Anybody that has been here for any length of time knows that the GS Stator pages are one of the most often sited sources of information for diagnosis of GS electrical and charging system problems. The fault finding page is really a wonderful thing and leads the GS owner through what for many is a scary proposition of diagnosing an electrical system.
I used them the first time I got my GS750EX and was able to diagnose my GS charging system and restore it's operation without changing any parts. While I think that GS Stator pages have been very helpful to many, there is some room for improvement. I reviewed the diagnosis table this morning to see what my biggest issues would be. I tried to keep the basic format in mind as it seems to be a written at the right level to be understood by the broadest audience.
I'm putting this out for comments so that we can get an update to the Phase A section of the Stator Diagnosis page. See modified table with highlights in red and bold.
Because Phase A really is the primary phase of diagnosis which branches to R/R or stator openloop tests it is a little trickier than Phase B or C. In addition I would wager that 75-80% of GS charging problems could be solved in Phase A alone and probably 15% of the remainder would not have happened if the connections were proper in the first place. So it is an important place to focus. There is the danger of course of making it too complicated. Being an engineer, I might have done that, but hopeful there is enough marginal increase in understanding to justify the added complexity.
Posplayr
Link to Revised PHASE A of Stator Pages:
http://www.keepandshare.com/doc/3970...43-am-55k?da=y
Here is what I tried to do in modifying it:
- Highlight with a table what you are doing in each step. I think this helps provide focus. I know when I was going through the table, I was not real clear what I was doing at every step in Phase A.

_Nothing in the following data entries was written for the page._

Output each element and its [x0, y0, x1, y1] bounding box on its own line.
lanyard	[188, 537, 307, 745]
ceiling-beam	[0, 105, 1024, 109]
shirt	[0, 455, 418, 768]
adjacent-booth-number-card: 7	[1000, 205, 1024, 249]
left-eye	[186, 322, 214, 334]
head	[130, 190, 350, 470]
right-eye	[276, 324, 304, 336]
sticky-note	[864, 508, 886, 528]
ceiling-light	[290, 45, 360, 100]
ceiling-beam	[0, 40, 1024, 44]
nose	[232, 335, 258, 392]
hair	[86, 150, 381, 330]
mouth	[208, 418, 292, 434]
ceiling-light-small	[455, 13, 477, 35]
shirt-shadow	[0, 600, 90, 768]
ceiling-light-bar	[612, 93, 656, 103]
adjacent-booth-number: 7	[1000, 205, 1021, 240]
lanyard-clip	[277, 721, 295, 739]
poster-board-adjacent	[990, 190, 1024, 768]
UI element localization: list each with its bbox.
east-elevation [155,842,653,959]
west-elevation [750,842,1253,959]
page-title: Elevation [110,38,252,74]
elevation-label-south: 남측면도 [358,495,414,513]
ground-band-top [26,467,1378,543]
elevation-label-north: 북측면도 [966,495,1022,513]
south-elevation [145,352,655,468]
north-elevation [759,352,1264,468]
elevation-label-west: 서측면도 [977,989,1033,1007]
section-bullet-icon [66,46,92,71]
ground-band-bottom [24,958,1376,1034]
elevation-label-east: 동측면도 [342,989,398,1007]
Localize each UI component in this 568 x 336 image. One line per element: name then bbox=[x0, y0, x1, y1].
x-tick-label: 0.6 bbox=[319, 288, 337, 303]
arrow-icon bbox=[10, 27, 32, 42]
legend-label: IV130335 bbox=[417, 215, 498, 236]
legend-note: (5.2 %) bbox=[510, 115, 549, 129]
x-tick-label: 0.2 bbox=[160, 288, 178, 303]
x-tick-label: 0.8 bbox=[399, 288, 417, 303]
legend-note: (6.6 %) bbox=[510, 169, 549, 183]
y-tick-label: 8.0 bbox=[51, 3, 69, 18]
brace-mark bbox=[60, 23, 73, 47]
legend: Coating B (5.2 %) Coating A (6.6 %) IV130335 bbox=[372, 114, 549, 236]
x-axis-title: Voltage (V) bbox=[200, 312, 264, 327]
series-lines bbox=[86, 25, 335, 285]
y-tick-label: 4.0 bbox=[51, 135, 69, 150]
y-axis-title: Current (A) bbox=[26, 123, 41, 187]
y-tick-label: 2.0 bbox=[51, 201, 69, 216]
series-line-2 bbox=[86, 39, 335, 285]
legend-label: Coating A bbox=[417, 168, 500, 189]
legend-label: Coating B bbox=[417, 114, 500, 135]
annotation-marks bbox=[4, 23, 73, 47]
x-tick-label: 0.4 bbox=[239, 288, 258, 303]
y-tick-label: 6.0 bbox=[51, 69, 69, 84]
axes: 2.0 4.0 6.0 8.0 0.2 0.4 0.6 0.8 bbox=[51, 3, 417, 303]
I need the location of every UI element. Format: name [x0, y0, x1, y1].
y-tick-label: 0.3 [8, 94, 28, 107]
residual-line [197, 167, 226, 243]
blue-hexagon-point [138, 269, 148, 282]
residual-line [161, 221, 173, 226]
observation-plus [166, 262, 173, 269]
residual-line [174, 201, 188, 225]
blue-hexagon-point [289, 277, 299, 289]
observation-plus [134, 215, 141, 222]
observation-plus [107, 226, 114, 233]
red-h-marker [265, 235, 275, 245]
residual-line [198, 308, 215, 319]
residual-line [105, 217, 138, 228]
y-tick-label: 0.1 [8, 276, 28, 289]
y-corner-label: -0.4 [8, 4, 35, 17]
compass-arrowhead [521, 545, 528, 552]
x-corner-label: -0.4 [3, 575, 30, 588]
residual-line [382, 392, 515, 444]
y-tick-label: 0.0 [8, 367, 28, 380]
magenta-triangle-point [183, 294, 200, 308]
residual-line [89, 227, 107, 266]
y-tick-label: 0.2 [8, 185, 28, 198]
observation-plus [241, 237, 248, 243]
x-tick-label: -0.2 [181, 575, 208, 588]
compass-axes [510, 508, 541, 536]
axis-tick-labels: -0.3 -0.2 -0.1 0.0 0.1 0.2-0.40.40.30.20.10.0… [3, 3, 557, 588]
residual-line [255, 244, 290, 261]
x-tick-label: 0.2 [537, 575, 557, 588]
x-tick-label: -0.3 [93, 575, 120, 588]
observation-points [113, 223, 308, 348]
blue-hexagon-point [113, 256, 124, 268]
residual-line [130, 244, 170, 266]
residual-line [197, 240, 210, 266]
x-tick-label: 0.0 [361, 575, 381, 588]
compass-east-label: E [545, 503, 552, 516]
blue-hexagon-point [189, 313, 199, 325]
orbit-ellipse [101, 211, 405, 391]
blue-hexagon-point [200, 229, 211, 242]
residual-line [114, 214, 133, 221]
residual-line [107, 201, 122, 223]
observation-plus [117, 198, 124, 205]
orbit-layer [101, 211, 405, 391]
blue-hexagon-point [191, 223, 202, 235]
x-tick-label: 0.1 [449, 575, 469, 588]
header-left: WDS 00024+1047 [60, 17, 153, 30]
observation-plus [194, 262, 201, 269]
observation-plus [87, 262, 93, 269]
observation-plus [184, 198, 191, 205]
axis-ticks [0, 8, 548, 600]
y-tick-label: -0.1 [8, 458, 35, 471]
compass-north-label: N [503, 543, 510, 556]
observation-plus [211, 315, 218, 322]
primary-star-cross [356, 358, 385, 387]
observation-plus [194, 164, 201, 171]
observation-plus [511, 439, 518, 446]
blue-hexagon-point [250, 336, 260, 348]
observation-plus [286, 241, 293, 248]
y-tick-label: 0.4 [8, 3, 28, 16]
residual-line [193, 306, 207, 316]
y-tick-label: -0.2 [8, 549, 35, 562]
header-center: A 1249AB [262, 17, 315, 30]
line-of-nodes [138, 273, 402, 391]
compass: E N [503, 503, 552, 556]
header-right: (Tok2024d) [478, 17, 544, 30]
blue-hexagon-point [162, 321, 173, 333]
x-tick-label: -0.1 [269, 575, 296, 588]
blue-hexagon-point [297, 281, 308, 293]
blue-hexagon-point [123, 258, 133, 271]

- The first step is to insure that the is some charging going on when you raise the idle up to 2500 RPM the battery voltage should increase. If it doesn't then you should still test and clean the connections in Step 2 and 3 but if the stator is bad, then you will get through all of Phase A and still have low output.
- Modify the voltage drop tests which are specified at idle to be less than 0.2 volts to perform the test at 5000 RPM and be less than 0.25V. This is critical as you could easily have less than 0.2 volts at idle and the have that voltage rise to 0.5-0.75 at 5000 RPM when the system is trying to push current to the battery. Depending upon the variability of the GS idle you might even be discharging and so the voltage drop will not even show up. This is probably the biggest issue in the diagnosis table.
- Modified the table to show an explicit 14.0-14.8 Battery charging range at 5000RPM. The is somewhat narrower than the Suzuki specificed 14.0 - 15.5V range. Regardless of the manual 15.5V at the battery is too high.
- Modified the table to insure that all three steps in Phase A are done even if you pass the output voltage range. This is important as the output voltage range is quite wide and it is not hard to com in with a 14.0V charging level due to some bad connections and in 2-3 months that corrosion has gotten worse and you are now charging at 13.5V. You would not really know this if all you did was look at the battery voltage. It is absolutely critical that the R/R is connected across the battery with low resistance and measuring the voltage at 5000 RM when charging is near maximum is a fool proof way of confirming proper operation.
For Posterity: More early analysis of the Shunt PM Systems and a hypothetical discussion of a Series R/R. Looks like my First Thread I ever started.
A better solution is to have the series regulator then if it fails (hopefully open) then the generator power goes no where. With the shunt regulator, if the shunt dies (open for example), then there is no place for the generator power to go but cook the battery and fry the electronics. If it shorts it is worse.
Even if the series regulator shorts it is no worse then the best case shunt. And more than likely the series will go open or have no output so it is hard to argue that there is any situation where the series regulator is worse than this shunt approach. 99% of the time it will be better.
Bottom line is that it will help about a 1/4 of the potential problems but ther are better approaches (I think).